NETL Oil & Natural Gas Technologies
Reference Shelf - Presentation on Novel Applications for Biogeophysics: Prospects for Detecting Key Subseafloor Geomicrobiological Processes or Habitats
Novel Applications for Biogeophysics:
Prospects for Detecting Key
Subseafloor Geomicrobiological Processes or Habitats
Authors: Rick Colwell, Oregon State University, and Dimitris Ntarlagiannis, Rutgers University.
Venue: American Geophysical Union’s 2007 Joint Assembly, Acapulco Mexico, May 21-25, 2007 (http://www.agu.org/ [external site]).
Abstract: The new subdiscipline of biogeophysics has focused mostly on the geophysical signatures of microbial processes in contaminated subsurface environments usually undergoing remediation. However, the use of biogeophysics to examine the biogeochemistry of marine sediments has not yet been well integrated into conceptual models that describe subseafloor processes.
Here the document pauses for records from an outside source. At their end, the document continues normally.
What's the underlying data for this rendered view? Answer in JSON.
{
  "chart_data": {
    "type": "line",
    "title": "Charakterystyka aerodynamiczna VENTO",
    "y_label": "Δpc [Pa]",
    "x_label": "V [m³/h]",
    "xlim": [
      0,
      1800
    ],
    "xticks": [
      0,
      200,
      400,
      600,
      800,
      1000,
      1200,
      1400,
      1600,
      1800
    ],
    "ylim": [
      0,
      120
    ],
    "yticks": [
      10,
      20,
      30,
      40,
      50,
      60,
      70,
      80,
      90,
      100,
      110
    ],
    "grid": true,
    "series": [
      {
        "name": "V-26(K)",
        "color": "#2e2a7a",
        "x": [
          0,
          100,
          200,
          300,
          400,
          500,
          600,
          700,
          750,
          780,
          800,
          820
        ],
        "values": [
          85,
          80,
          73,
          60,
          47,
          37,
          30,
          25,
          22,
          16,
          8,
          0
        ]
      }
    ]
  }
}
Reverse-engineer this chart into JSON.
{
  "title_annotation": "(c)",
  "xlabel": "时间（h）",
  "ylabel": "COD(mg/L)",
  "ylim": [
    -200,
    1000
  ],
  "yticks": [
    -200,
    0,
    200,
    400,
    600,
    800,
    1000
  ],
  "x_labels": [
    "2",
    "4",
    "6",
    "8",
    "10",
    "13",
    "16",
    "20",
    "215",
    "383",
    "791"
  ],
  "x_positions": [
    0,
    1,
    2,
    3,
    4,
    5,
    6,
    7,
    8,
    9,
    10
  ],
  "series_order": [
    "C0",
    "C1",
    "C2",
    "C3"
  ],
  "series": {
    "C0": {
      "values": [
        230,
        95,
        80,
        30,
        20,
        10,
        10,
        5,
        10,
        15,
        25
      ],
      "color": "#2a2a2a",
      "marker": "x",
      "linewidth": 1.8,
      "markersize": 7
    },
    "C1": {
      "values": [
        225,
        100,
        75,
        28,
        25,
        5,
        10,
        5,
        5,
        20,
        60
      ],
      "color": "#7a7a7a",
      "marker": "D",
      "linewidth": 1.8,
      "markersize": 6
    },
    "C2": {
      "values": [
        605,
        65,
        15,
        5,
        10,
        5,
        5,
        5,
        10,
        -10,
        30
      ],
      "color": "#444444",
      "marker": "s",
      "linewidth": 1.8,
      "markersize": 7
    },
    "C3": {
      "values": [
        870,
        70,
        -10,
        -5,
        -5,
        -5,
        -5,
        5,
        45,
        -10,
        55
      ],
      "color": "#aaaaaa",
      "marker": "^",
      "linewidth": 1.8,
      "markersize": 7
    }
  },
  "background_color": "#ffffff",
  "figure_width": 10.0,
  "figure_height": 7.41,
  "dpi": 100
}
Current examples of geophysical measurements that have been used to detect geomicrobiological processes or infer their location in the seafloor include sound surveillance system (SOSUS)-derived data that detect seafloor eruptive events, deep and shallow cross-sectional seismic surveys that determine the presence of hydraulically conductive zones or gas-bearing sediments (e.g., bottom-simulating reflectors or bubble-rich strata), and thermal profiles. One possible area for innovative biogeophysical characterization of the seafloor involves determining the depth of the sulfate-methane interface (SMI) in locations where sulfate diffuses from the seawater and methane emanates from subsurface strata. The SMI demarcates a stratum where microbially driven anaerobic methane oxidation (AMO) is dependent upon methane as an electron donor and sulfate as an electron acceptor. AMO is carried out by a recently defined, unique consortium of microbes that metabolically temper the flux of methane into the overlying seawater. The depth of the SMI is, respectively, shallow or deep according to whether a high or low rate of methane flux occurs from the deep sediments. Presently, the SMI can only be determined by direct measurements of methane and sulfate concentrations in the interstitial waters or by molecular biological techniques that target the microbes responsible for creating the SMI. Both methods require collection and considerable analysis of sediment samples. Therefore, detection of the SMI by non-destructive methods would be advantageous. As a key biogeochemical threshold in marine sediments, the depth of the SMI defines methane charge in marine sediments, whether it is from dissolved methane or from methane hydrates. As such, a biogeophysical strategy for determining SMI depth would represent an important contribution to assessing methane charge with respect to climate change, sediment stability, or potential energy resources.
Related NETL Project: The goal of the related NETL project entitled “Methanogenesis in Hydrate-Bearing Sediments: Integration of Experimental and Theoretical Approaches” (FLU5A425/FWP100400) is to improve the understanding of processes that control the distribution, occurrence, and behavior of gas hydrate systems over time, especially with respect to the role played by these systems in global climate change.